2.5.2. E XEMPLOS MARCANTES

2.5.2.2. Os Mundos Visíveis

O acto de observação é a actividade fundamental para os dois domínios do conhecimento em diálogo neste estudo. Do ponto de vista da metodologia científica, esta actividade reporta à fase de investigação na qual os fenómenos são objecto de análise atenta, tanto quanto possível, sem interferência do observador sobre o observado. Embora para os positivistas a observação pretenda apenas, ver e não interpretar, no sentido de ser relatada como é observada, sem interpretações por parte do observador, no entanto, enquanto prática, todo o acto de observação constitui-se na verdade como um acto de interpretação activa: “somente vemos aquilo que olhamos. Ver é um acto voluntário” (Berger, 2005, p.10). No quotidiano diário, os territórios visuais que vamos assimilando vão-se construindo sucessivamente, sem que nós como observadores interpretantes encontremos particulares dificuldades em os organizar.
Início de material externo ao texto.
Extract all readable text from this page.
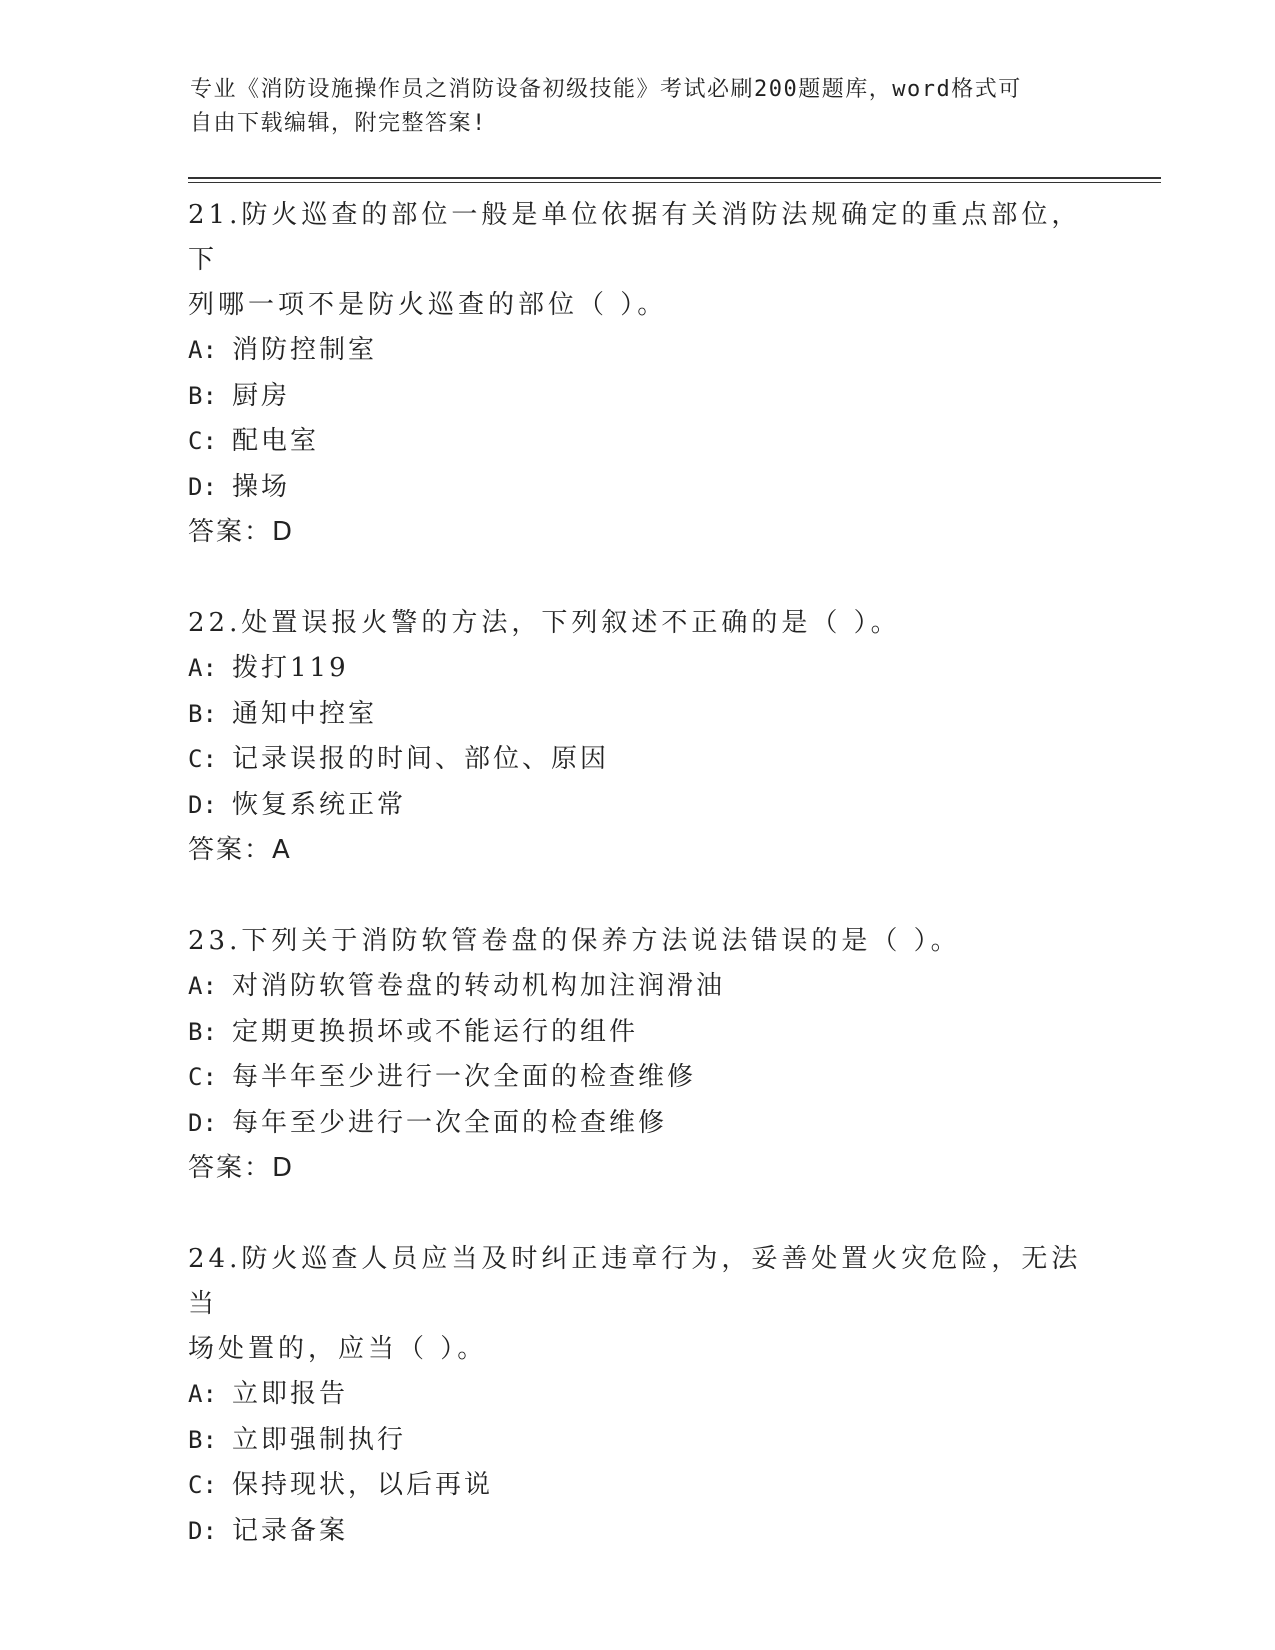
专业《消防设施操作员之消防设备初级技能》考试必刷200题题库，word格式可
自由下载编辑，附完整答案!

21.防火巡查的部位一般是单位依据有关消防法规确定的重点部位，下

列哪一项不是防火巡查的部位（ ）。

A: 消防控制室

B: 厨房

C: 配电室

D: 操场

答案：D

22.处置误报火警的方法，下列叙述不正确的是（ ）。

A: 拨打119

B: 通知中控室

C: 记录误报的时间、部位、原因

D: 恢复系统正常

答案：A

23.下列关于消防软管卷盘的保养方法说法错误的是（ ）。

A: 对消防软管卷盘的转动机构加注润滑油

B: 定期更换损坏或不能运行的组件

C: 每半年至少进行一次全面的检查维修

D: 每年至少进行一次全面的检查维修

答案：D

24.防火巡查人员应当及时纠正违章行为，妥善处置火灾危险，无法当

场处置的，应当（ ）。

A: 立即报告

B: 立即强制执行

C: 保持现状，以后再说

D: 记录备案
Uma das áreas de apresentação dos mundos visíveis deste diálogo Ciência e Arte foi, desde sempre, a ilustração científica, que se define através de diferentes técnicas de expressão visual que, no entanto, se colocam ao serviço do rigor científico de modo a transmitir conhecimento de forma exacta e rigorosa. “Uma ilustração científica é um componente visual, resultado de uma observação minuciosa e idónea de um objecto em estudo, que permite complementar um texto, eliminando as barreiras linguísticas. A ilustração científica tem o seu lugar em todos os campos da Ciência e resolve as suas particularidades, adaptando-se aos recursos científicos, artísticos e tecnológicas de cada época.” (Estivariz et al., 2006, p.9).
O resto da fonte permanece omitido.